I wish I could promise her this will never happen again, but I can’t. Other people’s hearts can’t, nor should they, be controlled. When I think back to my younger years and all the pain I experienced for liking boys, part of me thinks it might be better if she stayed burrowed inside herself forever. But then I think of my husband, and the joy I’ve had being married for these last twenty years. Yeah, a lost first crush is never a reason to give up entirely—not even the second or third. Really, if you don’t want to be alone forever then you can never give up. Risking your heart is the only way you’ll find the person who will appreciate and love the real you. Once you find that person you’ll know for yourself it was a risk worth taking.
I just love do-as-I-say-not-as-I-do moments when I’m trying to teach my children how to do something. Sadly, they happen often so I’m never going to win that mother-of-the-year award.
My children have been weeding my flower beds for years. In fact, my youngest will tell you nobody pulls weeds better than him, though you’ll have to ignore the eye rolls of my other two kids every time they hear that statement. I do a much better job of hiding my eye rolls.
Anyway, the time had come to weed and thin my climbing roses. I’ve never had my children do this chore. The roses growing up the fence are New Dawns. Though their fragrance is divine, when fully grown, their thorns can pierce even the thickest glove so I’ve always opted to take care of this section of garden myself. However, this year, I decided it was time to give them a tutorial on the process.
The first thing I point out was the sharp thorns. “Be careful how you handle these, especially the dead vines we’re cutting out, those thorns are often even sharper than the living ones.”
Not even a minute later I put my hand down, without looking, to use my full weight to move to the next section of roses. Three large thorns from the dead vine I’d just cut out went right through my gloves and pierced my palm. They went so deep the vine remained attached to me even after I lifted my hand. What else could I say as I cringed in pain but, “See, guys, this is what you don’t want to do.”
Ugh, I hate pain, but I just can’t seem to avoid it.
When life crashes down hard on you, and you feel like the mounting struggle is smothering you, I used to have a tendency to think that barreling through all of it at once was the only way to survive. After all, it makes sense that if we just get through it faster it will be over quicker, right?
It’s taken years to alter this initial response in myself, but I’ve discovered this kind of thinking often only exacerbates the issue rather than eases the burden I’m under. Because, even if I somehow manage to lift that boulder squishing me, it’s still a boulder on my shoulders that has to be dealt with.

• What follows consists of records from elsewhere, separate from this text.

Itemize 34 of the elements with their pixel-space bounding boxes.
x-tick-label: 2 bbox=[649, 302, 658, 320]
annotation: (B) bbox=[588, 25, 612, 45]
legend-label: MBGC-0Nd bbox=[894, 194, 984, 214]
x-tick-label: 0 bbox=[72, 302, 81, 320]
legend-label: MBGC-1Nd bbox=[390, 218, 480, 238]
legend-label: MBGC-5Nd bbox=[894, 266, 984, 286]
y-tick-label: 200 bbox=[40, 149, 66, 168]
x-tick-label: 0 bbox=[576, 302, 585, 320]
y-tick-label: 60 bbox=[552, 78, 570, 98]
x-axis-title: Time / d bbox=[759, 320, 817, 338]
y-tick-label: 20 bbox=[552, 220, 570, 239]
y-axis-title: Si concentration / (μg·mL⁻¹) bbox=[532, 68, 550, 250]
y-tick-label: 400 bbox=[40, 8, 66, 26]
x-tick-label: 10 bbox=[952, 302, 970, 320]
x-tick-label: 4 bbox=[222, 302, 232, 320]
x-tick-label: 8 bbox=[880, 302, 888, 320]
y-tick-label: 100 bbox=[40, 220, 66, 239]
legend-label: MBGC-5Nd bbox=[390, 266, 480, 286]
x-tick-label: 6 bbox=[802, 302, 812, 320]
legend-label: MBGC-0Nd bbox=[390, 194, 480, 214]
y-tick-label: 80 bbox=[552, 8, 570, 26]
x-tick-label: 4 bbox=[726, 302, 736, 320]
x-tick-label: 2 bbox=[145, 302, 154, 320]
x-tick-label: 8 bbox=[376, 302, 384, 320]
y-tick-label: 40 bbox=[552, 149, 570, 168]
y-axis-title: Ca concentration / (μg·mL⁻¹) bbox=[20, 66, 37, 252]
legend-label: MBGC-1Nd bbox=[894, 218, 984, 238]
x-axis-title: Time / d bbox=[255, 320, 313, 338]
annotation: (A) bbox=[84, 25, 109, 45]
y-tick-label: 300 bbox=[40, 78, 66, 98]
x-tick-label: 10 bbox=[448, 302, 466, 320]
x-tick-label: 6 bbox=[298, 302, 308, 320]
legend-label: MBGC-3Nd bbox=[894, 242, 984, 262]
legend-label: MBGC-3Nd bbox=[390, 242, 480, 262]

The problems we face often have many facets, or issues intertwined. Trying to deal with them all lump together can be on overwhelming prospect for anyone. But, if you work through one thread at a time, those struggles become a little easier to face. Sure, there’s still a good-sized lump left to work through, but chipping away at problems are less exhaustive than trying to overcome them all at once. And trust me—life doesn’t ever stop throwing you problems, so you’re going to want to pace yourself. The good news—every victory, no matter how small, will give you an extra shot of strength to keep on fighting.